Un centenaire qui se pend en plein cœur de la forêt de Brocéliande, dans le bien nommé Val sans retour, c’est pas banal mais ça peut arriver. L’ambiance s’y prête. La presse locale en fait quelques entrefilets, les héritiers héritent. Tout va bien. C’est sans prendre en compte la rouerie du vieux qui n’entend pas que l’affaire s’arrête là.

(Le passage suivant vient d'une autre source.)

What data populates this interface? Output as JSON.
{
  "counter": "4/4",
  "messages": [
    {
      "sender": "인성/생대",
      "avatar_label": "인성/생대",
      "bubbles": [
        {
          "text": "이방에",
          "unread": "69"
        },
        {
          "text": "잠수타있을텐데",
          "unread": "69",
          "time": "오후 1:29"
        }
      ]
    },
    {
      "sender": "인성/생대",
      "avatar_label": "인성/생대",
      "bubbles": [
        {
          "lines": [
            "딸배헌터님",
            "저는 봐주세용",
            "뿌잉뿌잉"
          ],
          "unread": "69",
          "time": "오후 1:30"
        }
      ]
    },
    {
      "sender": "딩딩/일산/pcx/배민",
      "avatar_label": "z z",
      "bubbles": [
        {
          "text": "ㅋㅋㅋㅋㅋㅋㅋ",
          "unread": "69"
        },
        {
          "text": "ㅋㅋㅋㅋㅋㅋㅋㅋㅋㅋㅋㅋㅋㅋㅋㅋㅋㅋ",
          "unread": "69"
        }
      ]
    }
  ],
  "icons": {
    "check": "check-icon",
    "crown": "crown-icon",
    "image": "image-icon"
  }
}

Au contraire, vous allez vite comprendre qu’elle ne fait que commencer.
Et devinez sur le bec de qui le bébé et l’eau de son bain dégringolent ? Mézigue et mes valeureux collaborateurs, pardi ! Le papy a décidé, post mortem, de retrouver son père disparu il y a cent ans. Il ne l’a pas connu, bien sûr, mais est persuadé que sa disparition est suspecte. Il a passé sa vie à rechercher les raisons de cette évaporation paternelle et, maintenant, il souhaite passer la main. À qui ? À moi. Pourquoi ? Une lubie du vieux qui a décidé que cela serait ainsi. Nous voilà donc, la fine équipe au complet, débarquant à Beignon pour tenter de satisfaire cet ultime caprice...

Mon  commentaire :

J’ai partagé avec les autres aventures de Cicéron Angledroit des moments de lecture agréables et divertissants. En revanche, j’ai beaucoup moins apprécié cet épisode : j’y ai vu une parodie de ces personnages extrêmement outranciers, ponctuée de nombreuses scènes pornographiques, certes amusantes grâce à la gouaille d’un Frédéric Dard. Par ailleurs, l’intrigue m’a semblé un peu légère.